Greece: Second Shooting Provokes New Wave of Mass Anger

Mass movement comes to the forefront

Another shooting was reported on Wednesday (17 December) evening, striking a school student in the hand, but luckily not causing major damage. It is not clear yet who fired the shot (it is either a policeman or a fascist). The 16 year-old was a member of his schools’ council and was deeply involved in the movement.

The news created a new wave of anger, and the rallies in Athens today were very big, around 20,000. They were combined with a 24 hour teachers’ strike and a 3-hour stoppage of the public sector workers.

Many schools and universities under occupation

According to the official figures, 200 university departments (out of a total of about 400) and 700 schools (out of 3,000) are currently under occupation. There are still every day local and central demonstrations.

All this has terrified the right-wing government, which has a majority of only one in parliament. It has used all its force to stop the mobilizations. The mainstream media are blaming the demonstrators (and the riots) for the sharp drop in sales, which is mainly due to the economic crisis. The Greek police have run out of tear gas, and are now ordering more from Israel.

The ministry of Education has asked the teachers not to have lessons but to “engage students in creative time-spending” (like… excursions, picnics, museum visits, etc) in order to stop them from joining the demos.

The openly fascist organization “Golden Dawn” (masquerading as “angry citizens”) have attacked protesters side by side with the police, using knives. And few days ago, there were revelations of videos showing provocateurs with masks cooperating with police forces.

Mass movement to the forefront, but TU leaders play shameful role.

After the first two days of uncontrolled riots, the mass movement has come to the forefront. The only hope of the government is that the Christmas holidays will act as a break to the anger in society. That is why it is important for the movement to have a proposal for the continuation of the struggle immediately after the re-opening of schools and universities.

The leaders of the trade union movement have played a shameful role in this situation. Instead of joining the movement and mobilizing workers in order to defeat and bring down a weak, reactionary government, it did nothing for the preparation of last week’s 24hr general strike and is refusing to discuss another one. What is actually happening is that PASOK (Panhellenic movement — Greek social democracy) and its trade union leaders are terrified with the prospect of the fall of the New Democracy at this stage. It means that they will have to take power in a very unstable situation.

PASOK is not only not campaigning to bring down the government, it is asking school students to go back to their classes!

Political leaders, including CP, attack SYRIZA

Last week the prime minister, Karamanlis, called all the political leaders to meet him and asked them to “condemn the violence and the chaos” in a desperate attempt to boost his profile.

After the meeting, the CP leader, Aleka Papariga, attacked SYRIZA, accusing its leaders of not taking a clear position against the violence of protesters (riots). Actually, all the political parties made an attack on SYRIZA.

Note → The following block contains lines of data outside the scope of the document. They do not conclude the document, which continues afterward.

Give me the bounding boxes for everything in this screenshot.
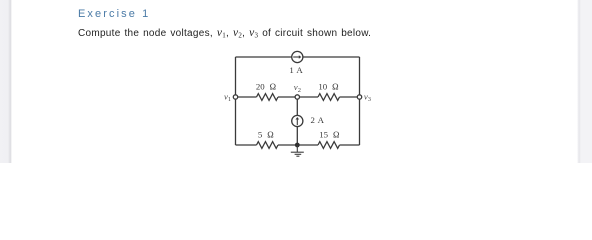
junction dot bottom center (295, 143, 300, 148)
svg-text:2 A: 2 A (311, 115, 325, 125)
right page gutter (577, 0, 592, 163)
svg-text:5 Ω: 5 Ω (258, 130, 274, 140)
wire top-right segment (303, 56, 360, 58)
wire bottom right (340, 144, 360, 146)
svg-text:v1: v1 (224, 91, 231, 103)
ground (291, 145, 304, 156)
wire left side (235, 57, 237, 145)
left page gutter (0, 0, 12, 163)
svg-text:15 Ω: 15 Ω (319, 130, 340, 140)
problem statement (78, 27, 371, 39)
heading Exercise 1 (78, 8, 150, 20)
svg-text:1 A: 1 A (289, 65, 303, 75)
svg-text:v3: v3 (364, 91, 371, 103)
resistor R1 20ohm zigzag (257, 94, 278, 101)
wire bottom left (236, 144, 257, 146)
wire right side (359, 57, 361, 145)
wire bottom center (278, 144, 318, 146)
wire middle left (236, 96, 257, 98)
current source I2 (2 A) (292, 115, 303, 126)
current source I1 (1 A) (292, 51, 303, 62)
node v2 (295, 95, 299, 99)
wire center vertical lower (296, 127, 298, 145)
node v3 (357, 95, 361, 99)
svg-text:v2: v2 (294, 82, 301, 94)
wire middle right (340, 96, 360, 98)
wire top-left segment (236, 56, 292, 58)
node v1 (233, 95, 237, 99)
resistor R4 15ohm zigzag (318, 142, 339, 149)
resistor R3 5ohm zigzag (257, 142, 278, 149)
wire center vertical upper (296, 97, 298, 115)
svg-text:10 Ω: 10 Ω (318, 82, 339, 92)
wire middle center (278, 96, 318, 98)
svg-text:20 Ω: 20 Ω (256, 82, 277, 92)
resistor R2 10ohm zigzag (318, 94, 339, 101)
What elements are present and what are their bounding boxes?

The reason is that SYRIZA is the only political force which attempted a serious political and social analysis of the riots, at the same time as fully supporting the movement and calling schools students and university students to stay out and continue the fight. It is also the only force that has raised the demand that “this government must go”.

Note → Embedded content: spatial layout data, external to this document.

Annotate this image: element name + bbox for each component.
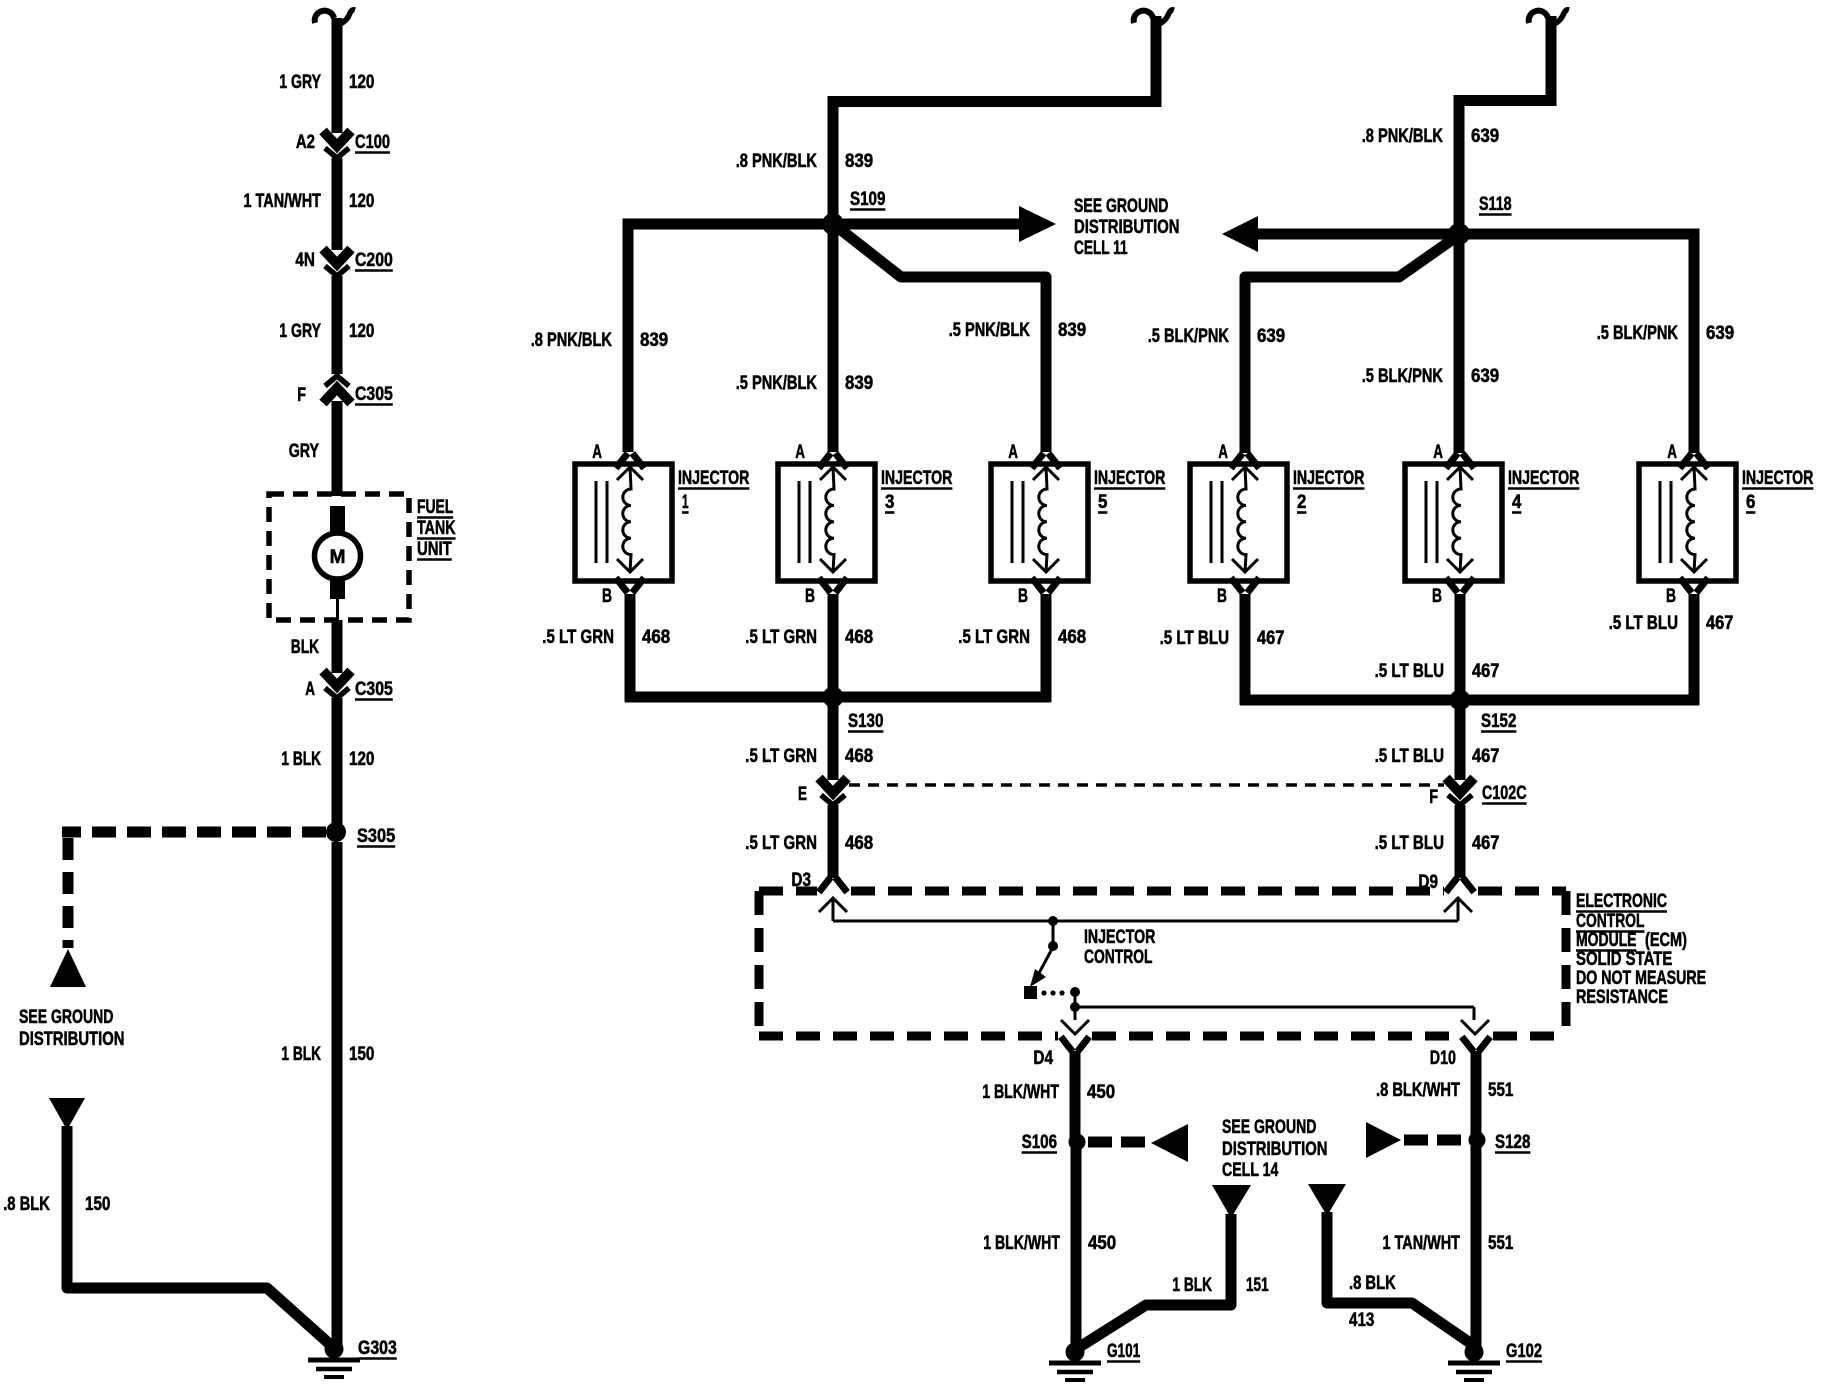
svg-text:468: 468 bbox=[845, 746, 873, 767]
svg-text:839: 839 bbox=[640, 330, 668, 351]
wire: left feed from fuse, squiggle top bbox=[315, 10, 355, 133]
svg-text:G101: G101 bbox=[1107, 1341, 1141, 1362]
svg-text:FUEL: FUEL bbox=[417, 497, 454, 518]
svg-text:DISTRIBUTION: DISTRIBUTION bbox=[19, 1029, 125, 1050]
svg-text:M: M bbox=[330, 547, 346, 568]
svg-text:839: 839 bbox=[845, 373, 873, 394]
wire 1 GRY 120 bbox=[279, 276, 374, 374]
splice S106 bbox=[1022, 1132, 1086, 1153]
wire S118 to injector 6 bbox=[1464, 234, 1694, 453]
svg-text:S128: S128 bbox=[1495, 1132, 1530, 1153]
ECM internal line to D10 bbox=[1075, 1007, 1489, 1034]
svg-text:1: 1 bbox=[682, 492, 689, 513]
svg-text:.8 BLK/WHT: .8 BLK/WHT bbox=[1376, 1080, 1460, 1101]
svg-text:B: B bbox=[805, 586, 815, 607]
wire label .8 PNK/BLK 839 bbox=[736, 151, 874, 172]
svg-text:.5 PNK/BLK: .5 PNK/BLK bbox=[949, 320, 1031, 341]
svg-text:A: A bbox=[1433, 442, 1443, 463]
wire 1 BLK 120 bbox=[281, 698, 374, 830]
connector D10 out of ECM bbox=[1430, 1040, 1488, 1070]
fuel tank unit dashed box bbox=[269, 494, 409, 620]
wire F to D9, .5 LT BLU 467 bbox=[1375, 805, 1500, 878]
svg-text:DO NOT MEASURE: DO NOT MEASURE bbox=[1576, 968, 1706, 989]
injector 1 bbox=[575, 442, 750, 607]
svg-text:467: 467 bbox=[1472, 746, 1499, 767]
svg-text:S305: S305 bbox=[357, 826, 396, 847]
wire 1 BLK 150 down to G303 bbox=[281, 842, 374, 1347]
svg-text:1 BLK: 1 BLK bbox=[281, 749, 321, 770]
svg-text:3: 3 bbox=[885, 492, 894, 513]
bus wire to S130 bbox=[625, 692, 1051, 703]
svg-text:4N: 4N bbox=[295, 250, 315, 271]
svg-text:467: 467 bbox=[1257, 628, 1284, 649]
svg-text:DISTRIBUTION: DISTRIBUTION bbox=[1074, 217, 1180, 238]
svg-text:450: 450 bbox=[1087, 1082, 1115, 1103]
wire S118 to injector 4 bbox=[1454, 240, 1465, 453]
connector C102C pin E bbox=[798, 778, 847, 805]
svg-text:639: 639 bbox=[1706, 323, 1734, 344]
svg-text:INJECTOR: INJECTOR bbox=[1508, 468, 1580, 489]
svg-text:468: 468 bbox=[642, 627, 670, 648]
wire label .8 PNK/BLK 839 (injector 1 branch) bbox=[531, 330, 669, 351]
connector C305 pin A bbox=[305, 671, 393, 700]
ECM internal line D3-D9 bbox=[833, 920, 1458, 923]
svg-text:150: 150 bbox=[349, 1044, 374, 1065]
svg-text:.5 LT BLU: .5 LT BLU bbox=[1375, 661, 1444, 682]
svg-text:B: B bbox=[1018, 586, 1028, 607]
splice S128 bbox=[1469, 1132, 1531, 1154]
svg-text:.5 LT GRN: .5 LT GRN bbox=[542, 627, 614, 648]
svg-text:INJECTOR: INJECTOR bbox=[881, 468, 953, 489]
dashed connector line C102C bbox=[849, 783, 1444, 787]
wire 1 BLK 151 bbox=[1078, 1214, 1231, 1348]
svg-text:839: 839 bbox=[845, 151, 873, 172]
svg-text:.5 LT GRN: .5 LT GRN bbox=[745, 746, 817, 767]
svg-text:A: A bbox=[1218, 442, 1228, 463]
svg-text:.8 BLK: .8 BLK bbox=[3, 1194, 50, 1215]
ECM dashed box bbox=[759, 891, 1566, 1036]
svg-text:SEE GROUND: SEE GROUND bbox=[1074, 196, 1168, 217]
svg-text:.5 BLK/PNK: .5 BLK/PNK bbox=[1362, 366, 1444, 387]
svg-text:468: 468 bbox=[845, 627, 873, 648]
svg-text:.5 LT BLU: .5 LT BLU bbox=[1375, 833, 1444, 854]
connector C100, pin A2 bbox=[296, 131, 390, 158]
svg-text:1 GRY: 1 GRY bbox=[279, 321, 321, 342]
svg-text:A: A bbox=[1008, 442, 1018, 463]
fuel tank unit label bbox=[417, 497, 456, 560]
svg-text:INJECTOR: INJECTOR bbox=[1293, 468, 1365, 489]
svg-text:CELL 11: CELL 11 bbox=[1074, 238, 1128, 259]
svg-text:.5 LT GRN: .5 LT GRN bbox=[745, 833, 817, 854]
svg-text:RESISTANCE: RESISTANCE bbox=[1576, 987, 1668, 1008]
svg-text:1 TAN/WHT: 1 TAN/WHT bbox=[1383, 1233, 1461, 1254]
svg-text:.5 LT BLU: .5 LT BLU bbox=[1160, 628, 1229, 649]
svg-text:GRY: GRY bbox=[289, 441, 320, 462]
svg-text:150: 150 bbox=[85, 1194, 110, 1215]
off-page arrow down (left, cell 14 ground) bbox=[1212, 1185, 1251, 1218]
wire S130 to E, .5 LT GRN 468 bbox=[745, 702, 873, 780]
off-page arrow down (right, cell 14 ground) bbox=[1308, 1184, 1346, 1216]
wire label .5 BLK/PNK 639 (injector 6 branch) bbox=[1597, 323, 1735, 344]
svg-text:1 BLK/WHT: 1 BLK/WHT bbox=[983, 1233, 1060, 1254]
wire injector 1 B to bus, .5 LT GRN 468 bbox=[542, 594, 670, 702]
dashed link to S128 bbox=[1404, 1135, 1466, 1146]
svg-text:.5 LT GRN: .5 LT GRN bbox=[745, 627, 817, 648]
injector 2 bbox=[1190, 442, 1365, 607]
wire GRY bbox=[289, 401, 337, 496]
svg-text:E: E bbox=[798, 784, 807, 805]
ground G102 bbox=[1448, 1341, 1542, 1380]
svg-text:4: 4 bbox=[1512, 492, 1522, 513]
wire: middle feed squiggle bbox=[833, 10, 1174, 228]
svg-text:(ECM): (ECM) bbox=[1645, 930, 1687, 951]
wire injector 4 B to bus, .5 LT BLU 467 bbox=[1375, 594, 1500, 705]
svg-text:1 GRY: 1 GRY bbox=[279, 72, 321, 93]
wire injector 2 B to bus, .5 LT BLU 467 bbox=[1160, 594, 1285, 705]
svg-text:CONTROL: CONTROL bbox=[1576, 911, 1645, 932]
svg-text:B: B bbox=[1217, 586, 1227, 607]
wire label 1 GRY 120 bbox=[279, 72, 374, 93]
svg-text:839: 839 bbox=[1058, 320, 1086, 341]
splice S130 bbox=[823, 687, 884, 733]
wire injector 3 B to bus, .5 LT GRN 468 bbox=[745, 594, 873, 702]
svg-text:.8 BLK: .8 BLK bbox=[1349, 1273, 1396, 1294]
wire S152 to F, .5 LT BLU 467 bbox=[1375, 705, 1500, 780]
svg-text:.5 LT BLU: .5 LT BLU bbox=[1375, 746, 1444, 767]
svg-text:ELECTRONIC: ELECTRONIC bbox=[1576, 891, 1667, 912]
wire label .5 BLK/PNK 639 (injector 4 branch) bbox=[1362, 366, 1500, 387]
svg-text:6: 6 bbox=[1746, 492, 1755, 513]
injector control switch bbox=[1024, 916, 1080, 1012]
wire 1 TAN/WHT 551 to G102 bbox=[1383, 1146, 1514, 1350]
svg-text:UNIT: UNIT bbox=[417, 539, 452, 560]
svg-text:1 BLK: 1 BLK bbox=[1172, 1275, 1212, 1296]
wire E to D3, .5 LT GRN 468 bbox=[745, 805, 873, 878]
connector C200, pin 4N bbox=[295, 249, 392, 276]
injector 3 bbox=[778, 442, 953, 607]
off-page arrow right: see ground distribution cell 11 bbox=[843, 206, 1056, 242]
svg-text:1 BLK/WHT: 1 BLK/WHT bbox=[982, 1082, 1059, 1103]
svg-text:1 TAN/WHT: 1 TAN/WHT bbox=[244, 191, 322, 212]
splice S118 bbox=[1448, 194, 1512, 245]
svg-text:SEE GROUND: SEE GROUND bbox=[1222, 1117, 1316, 1138]
injector 5 bbox=[991, 442, 1166, 607]
svg-text:120: 120 bbox=[349, 72, 374, 93]
connector D9 into ECM bbox=[1418, 872, 1472, 893]
svg-text:.5 BLK/PNK: .5 BLK/PNK bbox=[1148, 326, 1230, 347]
ECM internal line to D4 bbox=[1061, 1007, 1089, 1034]
svg-text:.5 LT GRN: .5 LT GRN bbox=[958, 627, 1030, 648]
wire S109 to injector 1 bbox=[628, 224, 838, 452]
svg-text:.8 PNK/BLK: .8 PNK/BLK bbox=[1362, 126, 1444, 147]
svg-text:639: 639 bbox=[1471, 366, 1499, 387]
svg-text:INJECTOR: INJECTOR bbox=[1084, 927, 1156, 948]
svg-text:C305: C305 bbox=[355, 384, 393, 405]
svg-text:C100: C100 bbox=[355, 132, 390, 153]
svg-text:151: 151 bbox=[1246, 1275, 1269, 1296]
ground G101 bbox=[1049, 1341, 1141, 1380]
splice S305 bbox=[326, 822, 396, 847]
svg-text:C200: C200 bbox=[355, 250, 393, 271]
svg-text:5: 5 bbox=[1098, 492, 1108, 513]
svg-text:.8 PNK/BLK: .8 PNK/BLK bbox=[531, 330, 613, 351]
label SEE GROUND DISTRIBUTION CELL 14 bbox=[1222, 1117, 1328, 1181]
wire label .5 PNK/BLK 839 (injector 3 branch) bbox=[736, 373, 874, 394]
svg-text:B: B bbox=[1666, 586, 1676, 607]
svg-text:INJECTOR: INJECTOR bbox=[1742, 468, 1814, 489]
svg-text:A: A bbox=[592, 442, 602, 463]
svg-text:120: 120 bbox=[349, 321, 374, 342]
svg-text:639: 639 bbox=[1257, 326, 1285, 347]
wire injector 5 B to bus, .5 LT GRN 468 bbox=[958, 594, 1086, 702]
svg-text:S106: S106 bbox=[1022, 1132, 1057, 1153]
wire S109 to injector 5 (jog) bbox=[836, 226, 1046, 452]
injector 4 bbox=[1405, 442, 1580, 607]
svg-text:467: 467 bbox=[1472, 833, 1499, 854]
svg-text:551: 551 bbox=[1488, 1233, 1514, 1254]
label SEE GROUND DISTRIBUTION bbox=[19, 1007, 125, 1050]
svg-text:CONTROL: CONTROL bbox=[1084, 947, 1153, 968]
svg-text:D4: D4 bbox=[1033, 1048, 1053, 1069]
svg-text:SOLID STATE: SOLID STATE bbox=[1576, 949, 1672, 970]
svg-text:G102: G102 bbox=[1506, 1341, 1542, 1362]
svg-text:B: B bbox=[1432, 586, 1442, 607]
wire: right feed squiggle bbox=[1459, 10, 1569, 238]
bus wire to S152 bbox=[1240, 695, 1699, 706]
splice S109 bbox=[822, 189, 885, 235]
svg-text:B: B bbox=[602, 586, 612, 607]
ECM label block bbox=[1576, 891, 1706, 1008]
svg-text:A: A bbox=[305, 679, 315, 700]
off-page arrow down feeding .8 BLK 150 bbox=[49, 1098, 85, 1130]
wire .8 BLK 413 bbox=[1327, 1212, 1476, 1347]
svg-text:.5 PNK/BLK: .5 PNK/BLK bbox=[736, 373, 818, 394]
svg-text:.5 BLK/PNK: .5 BLK/PNK bbox=[1597, 323, 1679, 344]
wire 1 BLK/WHT 450 to G101 bbox=[983, 1148, 1116, 1350]
svg-text:639: 639 bbox=[1471, 126, 1499, 147]
ECM pin arrow D3 bbox=[819, 898, 847, 921]
connector D3 into ECM bbox=[791, 870, 845, 891]
svg-text:MODULE: MODULE bbox=[1576, 930, 1637, 951]
svg-text:SEE GROUND: SEE GROUND bbox=[19, 1007, 113, 1028]
ground G303 bbox=[308, 1338, 397, 1377]
svg-text:C305: C305 bbox=[355, 679, 393, 700]
svg-text:468: 468 bbox=[1058, 627, 1086, 648]
svg-text:C102C: C102C bbox=[1482, 783, 1527, 804]
svg-text:S130: S130 bbox=[848, 711, 883, 732]
injector 6 bbox=[1639, 442, 1814, 607]
ECM pin arrow D9 bbox=[1444, 898, 1472, 921]
svg-text:2: 2 bbox=[1297, 492, 1306, 513]
svg-text:D10: D10 bbox=[1430, 1048, 1456, 1069]
svg-text:G303: G303 bbox=[358, 1338, 397, 1359]
wire injector 6 B to bus, .5 LT BLU 467 bbox=[1609, 594, 1734, 705]
svg-text:413: 413 bbox=[1349, 1310, 1374, 1331]
wire S118 to injector 2 (jog) bbox=[1245, 237, 1456, 453]
connector C102C pin F bbox=[1429, 778, 1527, 808]
wire 1 TAN/WHT 120 bbox=[244, 158, 375, 250]
svg-text:467: 467 bbox=[1706, 613, 1733, 634]
dashed wire from S305 to ground distribution bbox=[62, 832, 326, 948]
wire label .5 PNK/BLK 839 (injector 5 branch) bbox=[949, 320, 1087, 341]
connector C305, pin F bbox=[297, 376, 393, 406]
off-page arrow left (cell 14) bbox=[1151, 1124, 1188, 1162]
svg-text:1 BLK: 1 BLK bbox=[281, 1044, 321, 1065]
svg-text:S118: S118 bbox=[1479, 194, 1512, 215]
dashed link S106 to off-page arrow bbox=[1088, 1137, 1150, 1148]
fuel pump motor M bbox=[315, 506, 361, 622]
splice S152 bbox=[1450, 690, 1517, 733]
svg-text:468: 468 bbox=[845, 833, 873, 854]
svg-text:.8 PNK/BLK: .8 PNK/BLK bbox=[736, 151, 818, 172]
label INJECTOR CONTROL bbox=[1084, 927, 1156, 968]
svg-text:CELL 14: CELL 14 bbox=[1222, 1160, 1279, 1181]
svg-text:BLK: BLK bbox=[291, 637, 319, 658]
connector D4 out of ECM bbox=[1033, 1040, 1087, 1070]
wire .8 BLK 150 bbox=[3, 1126, 334, 1348]
wire label .8 PNK/BLK 639 bbox=[1362, 126, 1500, 147]
svg-text:551: 551 bbox=[1488, 1080, 1514, 1101]
wire BLK below tank bbox=[291, 620, 337, 673]
svg-text:DISTRIBUTION: DISTRIBUTION bbox=[1222, 1139, 1328, 1160]
svg-text:F: F bbox=[297, 385, 306, 406]
svg-text:F: F bbox=[1429, 787, 1438, 808]
svg-text:120: 120 bbox=[349, 749, 374, 770]
svg-text:INJECTOR: INJECTOR bbox=[678, 468, 750, 489]
svg-text:A: A bbox=[795, 442, 805, 463]
svg-text:450: 450 bbox=[1088, 1233, 1116, 1254]
wire 1 BLK/WHT 450 bbox=[982, 1051, 1115, 1140]
wire .8 BLK/WHT 551 bbox=[1376, 1051, 1514, 1136]
svg-text:120: 120 bbox=[349, 191, 374, 212]
svg-text:.5 LT BLU: .5 LT BLU bbox=[1609, 613, 1678, 634]
wire label .5 BLK/PNK 639 (injector 2 branch) bbox=[1148, 326, 1286, 347]
label SEE GROUND DISTRIBUTION CELL 11 bbox=[1074, 196, 1180, 259]
svg-text:INJECTOR: INJECTOR bbox=[1094, 468, 1166, 489]
svg-text:TANK: TANK bbox=[417, 518, 456, 539]
svg-text:S152: S152 bbox=[1481, 711, 1516, 732]
svg-text:467: 467 bbox=[1472, 661, 1499, 682]
wire S109 to injector 3 bbox=[828, 230, 839, 452]
off-page arrow left: see ground distribution cell 11 bbox=[1222, 216, 1454, 252]
off-page arrow up (ground distribution) bbox=[50, 949, 86, 987]
svg-text:A2: A2 bbox=[296, 132, 315, 153]
svg-text:A: A bbox=[1667, 442, 1677, 463]
off-page arrow right (cell 14) bbox=[1366, 1122, 1401, 1158]
svg-text:S109: S109 bbox=[850, 189, 885, 210]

How will the movement develop?

It is not clear yet how the movement will go forward. It is highly possible that there is a calm period during the holidays, but just after that we will see important mobilisations. The anger in Greek society is so huge, that it is not easy to manipulate youth and workers.

Xekinima, the Greek section of the CWI, is participating and playing an important role in many occupations and demonstrations. We call for a militant programme for mobilisations to be adopted. We also stress the need of mass action, and insist on the crucial importance of the working class to be drawn decisively into the struggle. We campaign for a 24 hour general strike, as part of a plan to bring down the government. And we insist on the need of the parties of the left (SYRIZA, CP, far left) to have a united front approach, to take the struggle forward and aim at a government of the Left based on a socialist programme, in the interests of the working class, the youth and the poor peasants.